In an embodiment, as can be seen from FIG. 4, the first flap 101 may have a first resonance frequency f_R1, and the second flap 103 may have a second resonance frequency f_R2. The first resonance frequency f_R1 may be different from the second resonance frequency f_R2.

In addition, mechanical coupling between the flaps (e.g., 101 and 103) may also affect the displacement response, and in such a case, the driving frequency may be appropriately chosen to elicit the desired phase difference. In other words, a mechanical coupling may exist between the first flap 101 and the second flap 103.

Furthermore, phase shifts may also be achieved electrically instead of mechanically, such as using passive circuitry to induce electrical resonances with phase shifts.

For example, FIG. 5 is a schematic diagram of an air-pulse generating device 20 according to an embodiment of the present invention. The air-pulse generating device 20 is similar to the air-pulse generating device 10. Different from the air-pulse generating device 10, the air-pulse generating device 20 may further comprise a passive circuitry 22, coupled between the first flap 101 and the second flap 103. The passive circuitry 22 may be configured to induce electrical resonances. In an embodiment, the passive circuitry 22 may comprise passive component such as inductor or capacitor.

In the present application, the term “substantial” or “substantially” generally implies that a small/tolerable/negligible deviation may or may not be included. For instance, the term “substantial” or “substantially” implies that a deviation within a certain percentage (e.g., 5%, 1%, or 0.1%) is included.

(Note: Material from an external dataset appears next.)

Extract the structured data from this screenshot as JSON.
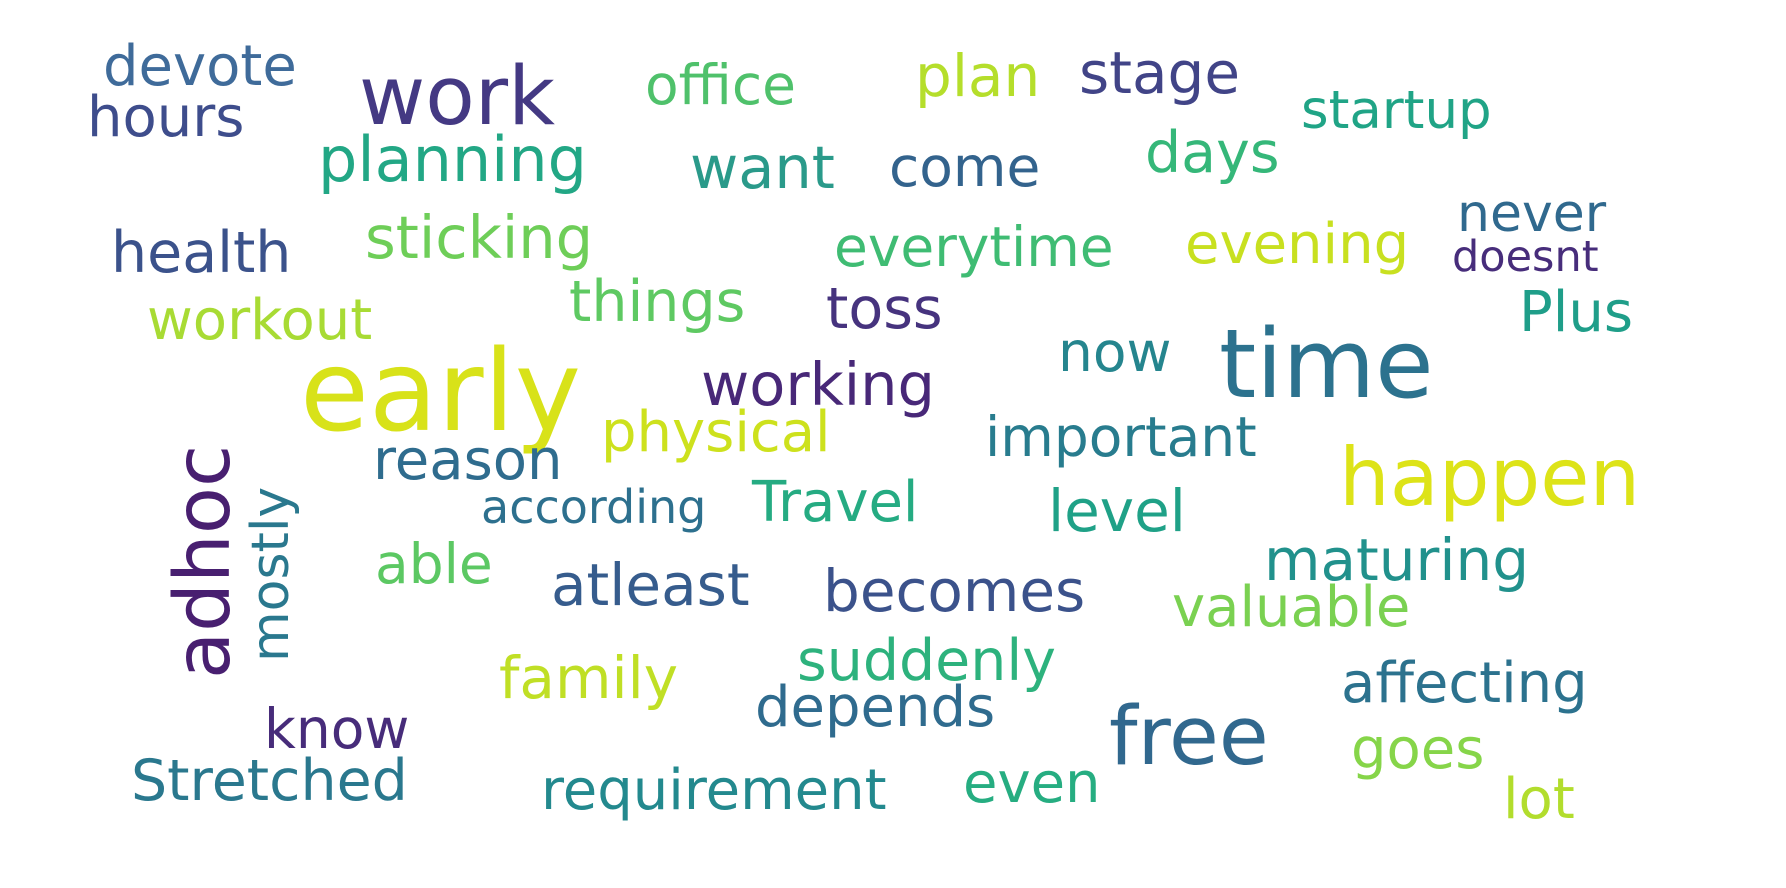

The technical features described in the embodiments of the present invention may be mixed or combined in various ways as long as there are no conflicts between them.

In summary, via the out-of-phase oscillation of the first and second flaps, the air-pulse generating device is able to perform self-demodulation, which is suitable for air moving applications such as active air cooling, ventilation, etc.

Those skilled in the art will readily observe that numerous modifications and alterations of the device and method may be made while retaining the teachings of the invention. Accordingly, the above disclosure should be construed as limited only by the metes and bounds of the appended claims.